During the year under review, your Company did not face any incidents or breaches or loss of data breach in cyber security.
RISK ARISING OUT OF LITIGATION, CLAIMS AND UNCERTAIN TAX POSITIONS
The Company is exposed to a variety of different laws, regulations, positions and interpretations thereof which encompasses Direct/Indirect taxation and legal matters. In the normal course of business, provisions and contingencies may arise due to uncertain tax positions and legal matters. Based on the nature of matters, the management applies various parameters when considering evaluation of risk, expert opinions, including how much provision to be made in books of accounts considering the potential exposure of each of the matters in consultation with the Statutory Auditors.
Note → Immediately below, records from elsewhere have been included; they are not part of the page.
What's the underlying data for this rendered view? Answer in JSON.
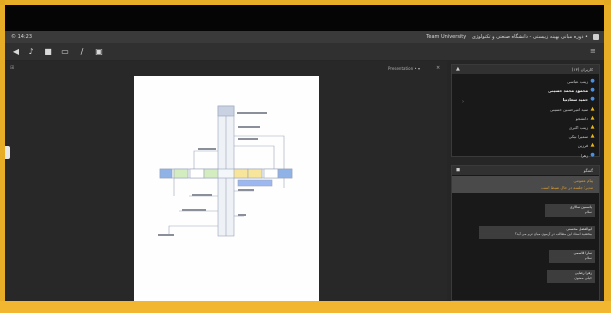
{
  "titlebar": {
    "time": "© 14:23",
    "title": "• دوره مبانی بهینه زیبستی - دانشگاه صنعتی و تکنولوژی",
    "app_name": "Team University"
  },
  "toolbar": {
    "icons": [
      "audio-icon",
      "microphone-icon",
      "camera-icon",
      "screen-share-icon",
      "edit-icon",
      "document-icon"
    ]
  },
  "stage": {
    "presentation_label": "Presentation • ▾",
    "close_glyph": "×",
    "corner_glyph": "⊞"
  },
  "users_panel": {
    "title": "کاربران (۱۳)",
    "users": [
      {
        "name": "زینب عباسی",
        "bold": false,
        "icon": "user-icon"
      },
      {
        "name": "محمود محمد حسینی",
        "bold": true,
        "icon": "user-icon"
      },
      {
        "name": "حمید سعادتیا",
        "bold": true,
        "icon": "user-icon"
      },
      {
        "name": "سید امیرحسین حسینی",
        "bold": false,
        "icon": "warning-icon"
      },
      {
        "name": "دانشجو",
        "bold": false,
        "icon": "warning-icon"
      },
      {
        "name": "زینب اکبری",
        "bold": false,
        "icon": "warning-icon"
      },
      {
        "name": "سمیرا نیکی",
        "bold": false,
        "icon": "warning-icon"
      },
      {
        "name": "فرزین",
        "bold": false,
        "icon": "warning-icon"
      },
      {
        "name": "زهرا",
        "bold": false,
        "icon": "user-icon"
      }
    ]
  },
  "chat_panel": {
    "title": "گفتگو",
    "banner_line1": "پیام عمومی",
    "banner_line2": "مدیر: جلسه در حال ضبط است",
    "messages": [
      {
        "name": "یاسمین سالاری",
        "text": "سلام"
      },
      {
        "name": "ابوالفضل محسنی",
        "text": "ببخشید استاد این مطالب در آزمون میان ترم می آید؟"
      },
      {
        "name": "سارا قاسمی",
        "text": "سلام"
      },
      {
        "name": "زهرا رضایی",
        "text": "خیلی ممنون"
      }
    ]
  },
  "colors": {
    "frame": "#f2b630",
    "app_bg": "#2c2c2c",
    "panel_bg": "#191919",
    "warning": "#e6b820",
    "user_icon": "#4a90e2"
  }
}
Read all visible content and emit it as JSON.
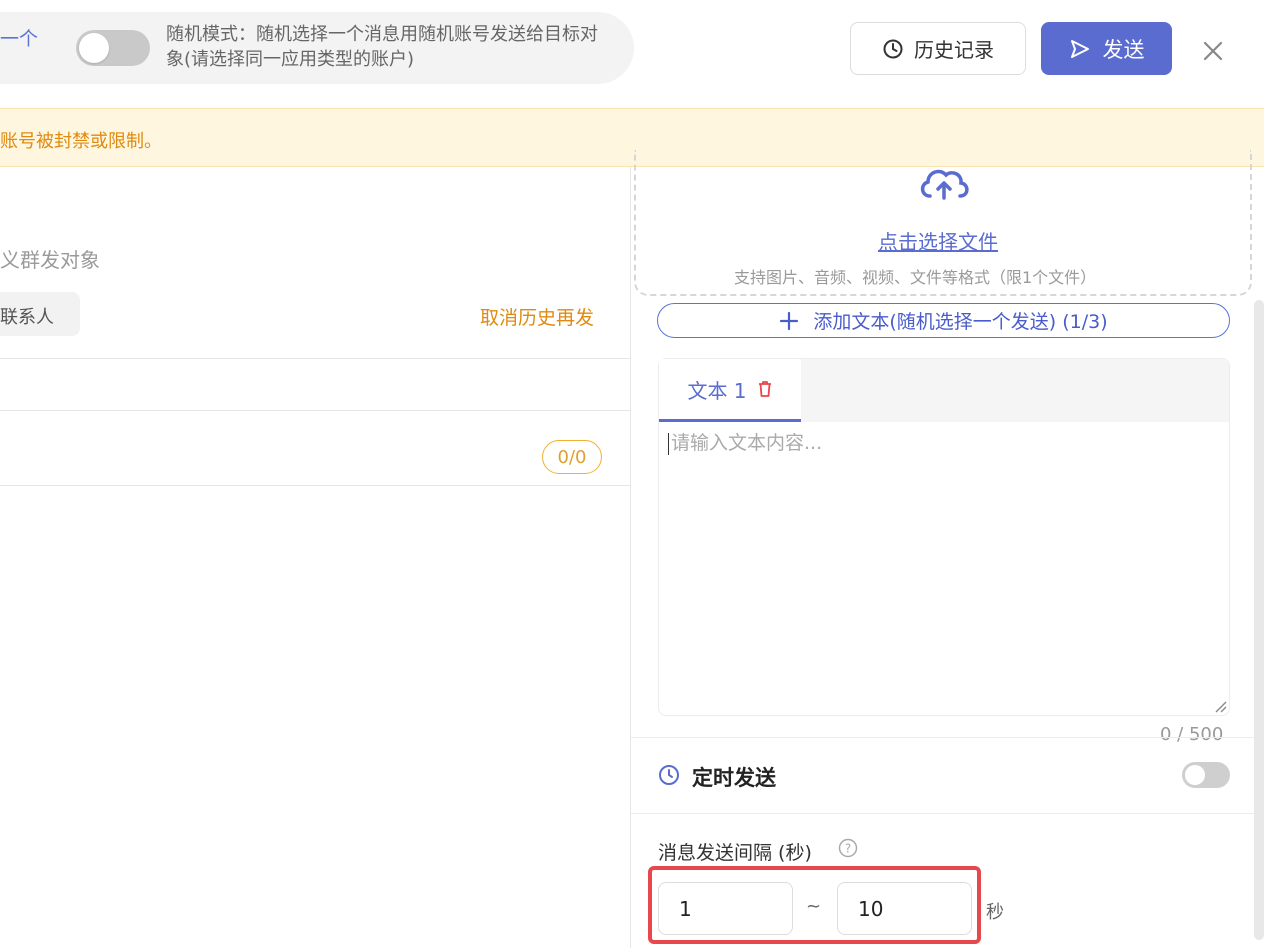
{
  "header": {
    "clipped_link": "一个",
    "random_mode_text": "随机模式：随机选择一个消息用随机账号发送给目标对象(请选择同一应用类型的账户)",
    "history_label": "历史记录",
    "send_label": "发送"
  },
  "warning": {
    "text": "账号被封禁或限制。"
  },
  "left": {
    "target_label": "义群发对象",
    "contact_chip": "联系人",
    "cancel_resend": "取消历史再发",
    "count_badge": "0/0"
  },
  "right": {
    "upload_link": "点击选择文件",
    "upload_hint": "支持图片、音频、视频、文件等格式（限1个文件）",
    "add_text_label": "添加文本(随机选择一个发送) (1/3)",
    "tab_label": "文本 1",
    "textarea_placeholder": "请输入文本内容...",
    "char_counter": "0 / 500",
    "scheduled_label": "定时发送",
    "interval_label": "消息发送间隔 (秒)",
    "interval_min": "1",
    "interval_sep": "~",
    "interval_max": "10",
    "interval_unit": "秒"
  },
  "colors": {
    "accent": "#5a6ccf",
    "warning": "#e08a10",
    "highlight": "#e8474c"
  }
}
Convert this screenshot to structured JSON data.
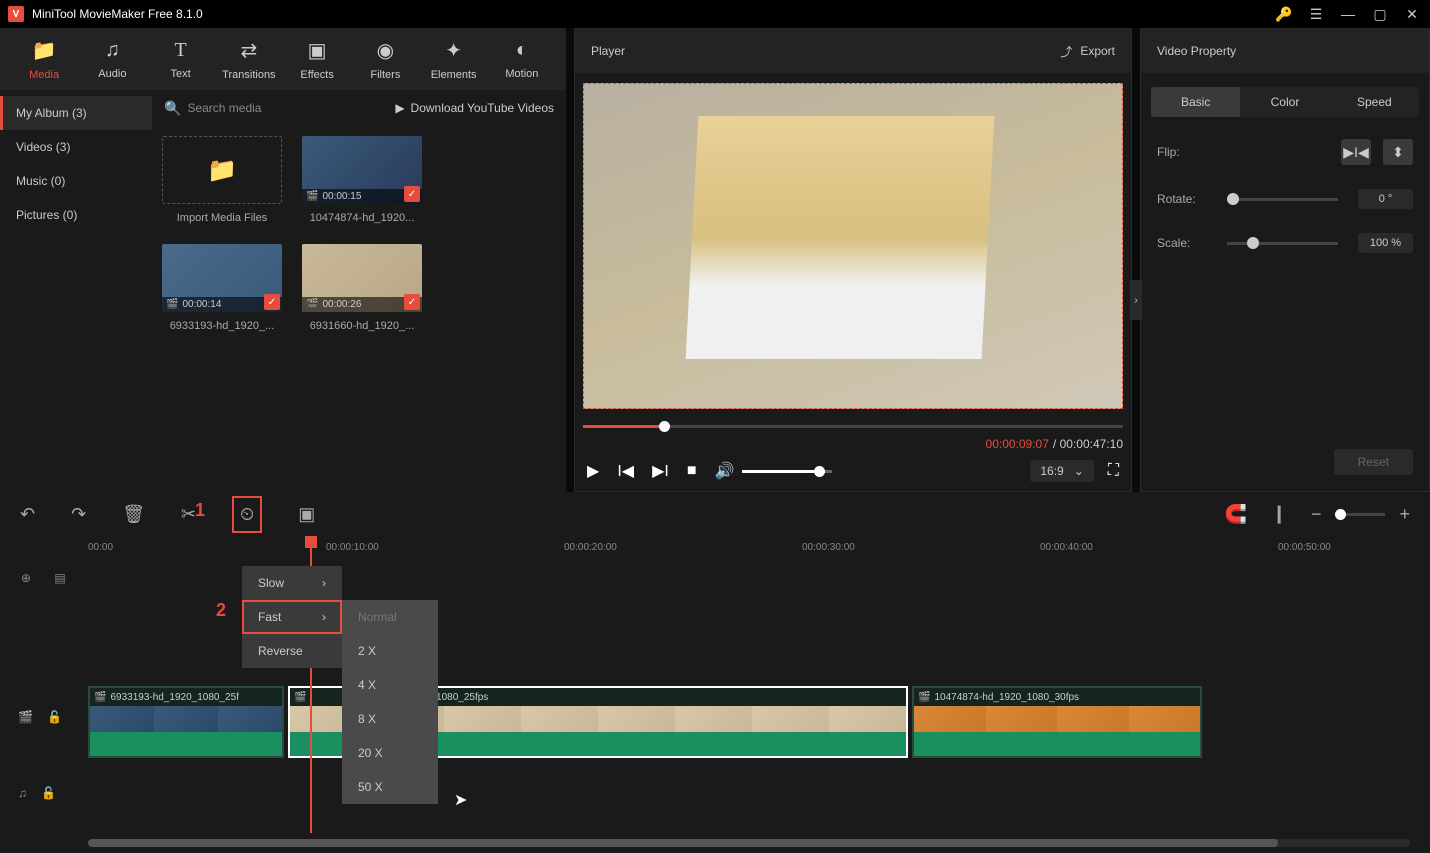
{
  "app": {
    "title": "MiniTool MovieMaker Free 8.1.0"
  },
  "tabs": [
    {
      "label": "Media",
      "icon": "📁"
    },
    {
      "label": "Audio",
      "icon": "♫"
    },
    {
      "label": "Text",
      "icon": "T"
    },
    {
      "label": "Transitions",
      "icon": "⇄"
    },
    {
      "label": "Effects",
      "icon": "▣"
    },
    {
      "label": "Filters",
      "icon": "◉"
    },
    {
      "label": "Elements",
      "icon": "✦"
    },
    {
      "label": "Motion",
      "icon": "●"
    }
  ],
  "sidebar": [
    {
      "label": "My Album (3)"
    },
    {
      "label": "Videos (3)"
    },
    {
      "label": "Music (0)"
    },
    {
      "label": "Pictures (0)"
    }
  ],
  "search": {
    "placeholder": "Search media"
  },
  "download_link": "Download YouTube Videos",
  "media": {
    "import_label": "Import Media Files",
    "items": [
      {
        "name": "10474874-hd_1920...",
        "duration": "00:00:15"
      },
      {
        "name": "6933193-hd_1920_...",
        "duration": "00:00:14"
      },
      {
        "name": "6931660-hd_1920_...",
        "duration": "00:00:26"
      }
    ]
  },
  "player": {
    "title": "Player",
    "export": "Export",
    "current": "00:00:09:07",
    "total": "00:00:47:10",
    "sep": " / ",
    "ratio": "16:9"
  },
  "props": {
    "title": "Video Property",
    "tabs": [
      "Basic",
      "Color",
      "Speed"
    ],
    "flip": "Flip:",
    "rotate": "Rotate:",
    "rotate_val": "0 °",
    "scale": "Scale:",
    "scale_val": "100 %",
    "reset": "Reset"
  },
  "speed_menu": {
    "items": [
      {
        "label": "Slow",
        "arrow": true
      },
      {
        "label": "Fast",
        "arrow": true,
        "highlight": true
      },
      {
        "label": "Reverse",
        "arrow": false
      }
    ],
    "sub": [
      "Normal",
      "2 X",
      "4 X",
      "8 X",
      "20 X",
      "50 X"
    ]
  },
  "annotations": {
    "n1": "1",
    "n2": "2"
  },
  "timeline": {
    "marks": [
      "00:00",
      "00:00:10:00",
      "00:00:20:00",
      "00:00:30:00",
      "00:00:40:00",
      "00:00:50:00"
    ],
    "clips": [
      {
        "label": "6933193-hd_1920_1080_25f"
      },
      {
        "label": "_1080_25fps"
      },
      {
        "label": "10474874-hd_1920_1080_30fps"
      }
    ]
  }
}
The aforesaid potential exposures may change substantially over time as new facts emerge as each matter progresses, hence these are reviewed regularly/periodically.
GENERAL DISCLOSURE
During the FY under review:
a) The Company has not bought back its shares, pursuant to the provisions of Section 68 of the Act and Rules made thereunder.
b) The Company has not failed to implement any corporate action, except for the Rights Issue corporate action due to technical/reconciliation issues. Necessary steps has been taken by the Company, the Registrar and Share Transfer Agent, and the Depositories to resolve the issue and complete the implementation of the corporate action.
c) The Company has not made any provisions of money or has not provided any loan to the employees of the Company for purchase of shares of the Company,
pursuant to the provisions of Section 67 of the Act and Rules made thereunder.
d) There was no revision of financial statements and Board’s Report of the Company.
e) There were no significant material changes and commitments affecting the financial position of the Company, which have occurred between the end of the FY of the Company to which the Financial Statements relate and the date of this Report.
f) The Managing Director of the Company has not received any remuneration or commission from any of its Subsidiaries or Associates.
g) No application has been made under the Insolvency and Bankruptcy Code, hence, the requirement to disclose the details of application made or any proceeding pending under the Insolvency and Bankruptcy Code, 2016 during the year along with their status as at the end of the FY is not applicable.
h) The requirement to disclose the details of difference between amount of the valuation done at the time of onetime settlement and the valuation done, while taking loan from the Banks or Financial Institutions along with the reasons thereof, is not applicable.
i) The securities were not suspended from trading during the year due to corporate actions or otherwise.
j) No candidate was nominated by small shareholders in terms of Section 151 of the Act.
k) None of the Auditors and/or Secretarial Auditors, resigned during the year.
l) There was no delay, in holding AGM.
m) There was no change in Auditors and/or Secretarial Auditors during the year.
n) The financial statements of the Company and its subsidiaries are placed on the Company’s website https://www.llovdsenterDrises.in/ .
o) The Cash Flow Statement for the FY 2025-26 is attached to the Balance Sheet which forms part of this Annual Report.
p) During the year, the Company had not made any onetime settlement with banks or financial institutions.
ACKNOWLEDGEMENT
Your Directors would like to express their sincere appreciation and gratitude for the assistance and generous support extended by all Government authorities, Stock exchange, Depositories, Financial Institutions, Banks, Customers and Vendors during the year under review. We would also like to thank our members for their continued trust and investment in the Company. We also wish to express immense appreciation for the devotion, commitment and contribution shown by the employees of the Company while discharging their duties.